We know that if x=2, and y=4 for example, i.e that x is directly proportional to y.
What i am wondering about is when to say that x is proportional to lny? As in the case of Entropy in Statistical Physics where S proportional to lnW?

 

[Ryuzaki]

A variable x is said to be "directly proportional" (or simply proportional) to another variable y, if one is a linear multiple of the other, i.e. there exists some real number \lambda, such that x = \lambda y.

It's termed "inversely proportional" if x = \lambda/y.

So, if x is proportional to ln (W), there has to exist some real number \lambda such that x = \lambda ln(W).

 

[M. next]

Thanks for the reply, but how to know whether it is proportional to y or lny? Is there some rule other than plotting a graph perhaps?

 

[Ryuzaki]

Just compute the ratio x/y for different values of x and their corresponding y values. If this ratio remains a constant (the constant of proportionality \lambda ), then x is proportional to y.

Graphically, if x is directly proportional to y, i.e, if x = \lambda y then the graph of y as a function of x will be a straight line passing through the origin with the slope of the line equal to the constant of proportionality 1/\lambda.

 

[M. next]

Thanks again. But still I was concentrating on the lny and not the y. Anyway, I will depend on graphical illustrations.

 

[mfb]

It is straightforward to generalize Ryuzaki's reply to all other functions.

Just compute the ratio x/y for different values of x and their corresponding y values. If this ratio remains a constant (the constant of proportionality \lambda ), then x is proportional to y.

Graphically, if x is directly proportional to y, i.e, if x = \lambda y then the graph of y as a function of x will be a straight line passing through the origin with the slope of the line equal to the constant of proportionality 1/\lambda.

For $\ln(y)$:

Just compute the ratio x/\ln(y) for different values of x and their corresponding \ln(y) values.

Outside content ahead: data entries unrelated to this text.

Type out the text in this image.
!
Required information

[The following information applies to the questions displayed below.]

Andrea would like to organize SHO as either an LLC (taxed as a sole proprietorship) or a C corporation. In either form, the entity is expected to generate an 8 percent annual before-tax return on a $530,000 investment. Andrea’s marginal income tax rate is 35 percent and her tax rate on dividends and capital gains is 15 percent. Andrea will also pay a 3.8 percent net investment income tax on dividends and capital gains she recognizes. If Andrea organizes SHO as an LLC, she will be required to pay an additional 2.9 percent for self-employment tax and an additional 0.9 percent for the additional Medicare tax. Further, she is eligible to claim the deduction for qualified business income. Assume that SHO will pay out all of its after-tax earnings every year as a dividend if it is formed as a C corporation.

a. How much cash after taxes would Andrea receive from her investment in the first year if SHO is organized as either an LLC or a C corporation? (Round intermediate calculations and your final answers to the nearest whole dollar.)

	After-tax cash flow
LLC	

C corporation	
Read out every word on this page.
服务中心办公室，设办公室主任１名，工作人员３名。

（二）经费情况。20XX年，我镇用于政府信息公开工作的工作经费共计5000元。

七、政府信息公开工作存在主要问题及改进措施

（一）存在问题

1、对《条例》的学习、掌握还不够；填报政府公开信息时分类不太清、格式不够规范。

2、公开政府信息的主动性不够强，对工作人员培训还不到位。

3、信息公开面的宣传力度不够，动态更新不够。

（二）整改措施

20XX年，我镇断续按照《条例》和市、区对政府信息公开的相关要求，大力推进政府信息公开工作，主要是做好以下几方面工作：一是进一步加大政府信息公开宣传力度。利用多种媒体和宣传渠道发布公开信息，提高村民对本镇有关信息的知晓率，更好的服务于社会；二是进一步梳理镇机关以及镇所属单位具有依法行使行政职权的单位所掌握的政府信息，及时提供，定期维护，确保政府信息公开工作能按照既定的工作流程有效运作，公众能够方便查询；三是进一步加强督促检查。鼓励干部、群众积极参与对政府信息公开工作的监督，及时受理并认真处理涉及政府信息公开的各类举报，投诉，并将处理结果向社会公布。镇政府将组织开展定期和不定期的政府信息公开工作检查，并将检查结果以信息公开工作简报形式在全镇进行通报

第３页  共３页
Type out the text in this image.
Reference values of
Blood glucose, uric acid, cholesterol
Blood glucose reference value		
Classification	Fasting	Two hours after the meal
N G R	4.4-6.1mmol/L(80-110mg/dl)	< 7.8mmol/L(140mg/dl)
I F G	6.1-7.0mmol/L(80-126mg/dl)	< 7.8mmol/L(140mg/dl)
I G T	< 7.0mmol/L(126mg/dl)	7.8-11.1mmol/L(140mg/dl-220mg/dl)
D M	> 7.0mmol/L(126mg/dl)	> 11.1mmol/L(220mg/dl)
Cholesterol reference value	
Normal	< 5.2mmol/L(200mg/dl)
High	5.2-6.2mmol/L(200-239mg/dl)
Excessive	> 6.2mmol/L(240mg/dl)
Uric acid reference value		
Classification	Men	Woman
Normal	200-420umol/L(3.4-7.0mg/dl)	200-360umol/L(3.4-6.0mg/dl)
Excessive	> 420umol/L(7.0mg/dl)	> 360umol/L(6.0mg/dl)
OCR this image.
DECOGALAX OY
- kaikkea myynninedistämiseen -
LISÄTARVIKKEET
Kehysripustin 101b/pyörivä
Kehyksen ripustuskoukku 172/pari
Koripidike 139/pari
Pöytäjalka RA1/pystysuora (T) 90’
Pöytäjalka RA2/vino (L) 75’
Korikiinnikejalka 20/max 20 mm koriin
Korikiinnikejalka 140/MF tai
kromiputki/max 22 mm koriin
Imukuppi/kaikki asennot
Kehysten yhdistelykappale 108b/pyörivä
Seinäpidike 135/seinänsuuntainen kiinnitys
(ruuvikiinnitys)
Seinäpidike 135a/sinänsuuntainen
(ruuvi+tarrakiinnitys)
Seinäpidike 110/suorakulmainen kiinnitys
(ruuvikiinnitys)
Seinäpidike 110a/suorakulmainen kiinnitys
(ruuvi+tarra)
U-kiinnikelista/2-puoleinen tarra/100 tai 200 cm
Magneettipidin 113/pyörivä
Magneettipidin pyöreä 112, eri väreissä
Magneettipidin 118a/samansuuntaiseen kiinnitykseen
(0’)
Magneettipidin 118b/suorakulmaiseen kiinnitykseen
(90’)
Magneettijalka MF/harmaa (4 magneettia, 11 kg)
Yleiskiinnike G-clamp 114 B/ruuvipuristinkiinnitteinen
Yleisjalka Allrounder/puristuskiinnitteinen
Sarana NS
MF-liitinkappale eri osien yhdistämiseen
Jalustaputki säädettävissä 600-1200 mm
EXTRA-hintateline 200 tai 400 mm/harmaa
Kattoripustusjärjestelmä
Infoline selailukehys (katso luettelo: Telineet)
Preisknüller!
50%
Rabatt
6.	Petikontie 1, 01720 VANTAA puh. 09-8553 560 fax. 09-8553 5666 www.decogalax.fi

If this ratio remains a constant (the constant of proportionality \lambda ), then x is proportional to \ln(y).

Graphically, if x is directly proportional to ln(y), i.e, if x = \lambda \ln(y) then the graph of \ln(y) as a function of x will be a straight line passing through the origin with the slope of the line equal to the constant of proportionality 1/\lambda.

 

[Ryuzaki]

It is straightforward to generalize Ryuzaki's reply to all other functions.

For $\ln(y)$:

Just compute the ratio x/\ln(y) for different values of x and their corresponding \ln(y) values. If this ratio remains a constant (the constant of proportionality \lambda ), then x is proportional to \ln(y).

Graphically, if x is directly proportional to ln(y), i.e, if x = \lambda \ln(y) then the graph of \ln(y) as a function of x will be a straight line passing through the origin with the slope of the line equal to the constant of proportionality 1/\lambda.

Ah, you beat me to it.

 

[M. next]

Thanks guys. This is close to answering my question.